И ушел этот бесстрашный степняк. А самое удивительное было позже. Пришел старшина в бухту Нагаева, а «Ламута» там нет. Он решил, что ошибся бухтой, не туда попал, и повернул назад, стал выходить, а тут ему навстречу родной плавзавод.
— Иде вас черти носют? — закричал обозленный старшина, который было вновь собрался пересечь бурное Охотское море. — Я бечь за вами бильше не буду. Бярите мине на борт!
Вот такие люди и сделали Дальний Восток «нашенским краем», подумал я, когда узнал об этом.
Страсти
Краб продолжал идти густо уже третью неделю. И всем хватало работы, особенно бригадам распутки. Старшины требовали сети. Сетей, как можно больше сетей! И оно было понятно. От количества выставленных сетей зависел улов и, значит, заработки всех, начиная от старого мойщика палубы Игнатьевича до капитана-директора «Никитина».
Вначале у крабов была так называемая вертикальная миграция. Они шли из глубин Охотского моря небольшими, но частыми косяками, на мелководье. Отдельно шли самки, а за ними — самцы. Это хорошо знали старшины и умело пользовались этим. Они на тех или иных участках ставили контрольные сети и узнавали, какой движется косяк. Если самцы, им перегораживали путь на десятки километров сетями, поставленными параллельно к берегу.
Через месяц после начала хода косяки самцов и самок встретились на малой глубине. Тут для промысловиков начались трудности. Дело в том, что самец, встречая самку, схватывает ее клешню своей — краболовы называют это «рукопожатием» — и уже не отпускает, ожидая линьки, в течение нескольких дней. После линьки самки самец оплодотворяет ее и отходит к каменистым россыпям, где сбрасывает старый панцирь и прячется. Затей начинается вторая миграция, на этот раз горизонтальная, вдоль берега. И тогда сети ставят по-другому, перпендикулярно берегу. Под действием мощных приливов и отливов перекатываются по дну моря тысячи старых панцирей, различный хлам и перепутывают сети, забивают их. Это самое тяжелое время для бригад распутки. Порой им приходится работать по 15—18 часов в сутки. Люди буквально валятся с ног от усталости, а ловцы неустанно требуют все больше и больше очищенных сетей. На путине, как на уборке урожая, дорог каждый час, каждая сетка на вес золота…

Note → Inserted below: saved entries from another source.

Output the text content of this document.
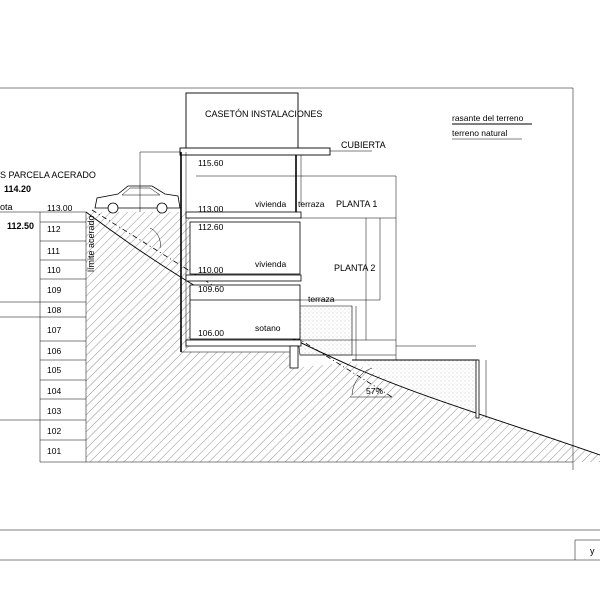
113.00
112
111
110
109
108
107
106
105
104
103
102
101
S PARCELA ACERADO
114.20
ota
112.50	límite acerado
CASETÓN INSTALACIONES
CUBIERTA
115.60
113.00
112.60
110.00
109.60
106.00
vivienda terraza PLANTA 1
vivienda	PLANTA 2
terraza
sotano
57%
rasante del terreno
terreno natural
y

На вешалах стало шумно, как на южном базаре. Помогать распутчикам сетей вышли все служащие плавзавода. Бригаде Аннушки стали помогать одноглазый старик-главбух, но от него толку было мало; Юра из Грозного, который за последние полторы недели собрал, просушил, раздробил 700 килограммов панциря и заработал 240 рублей; и легкомысленный лентяй Франт. И я, когда у меня бывало свободное время, тоже торопился на вешала, чтобы помочь своим! Своими я считал экипаж «семерки», бригаду Анны, в которой трудились Костя и Гена.
Перед обедом я принял одиннадцать стропов отборных крабов. В каждом стропе было примерно около двух тысяч тарабагани[1]. Почти все они были алые, недавно линявшие. Хитин еще не успел как следует затвердеть.
1
Тарабагани — в переводе с японского означает: «краб тресковых банок».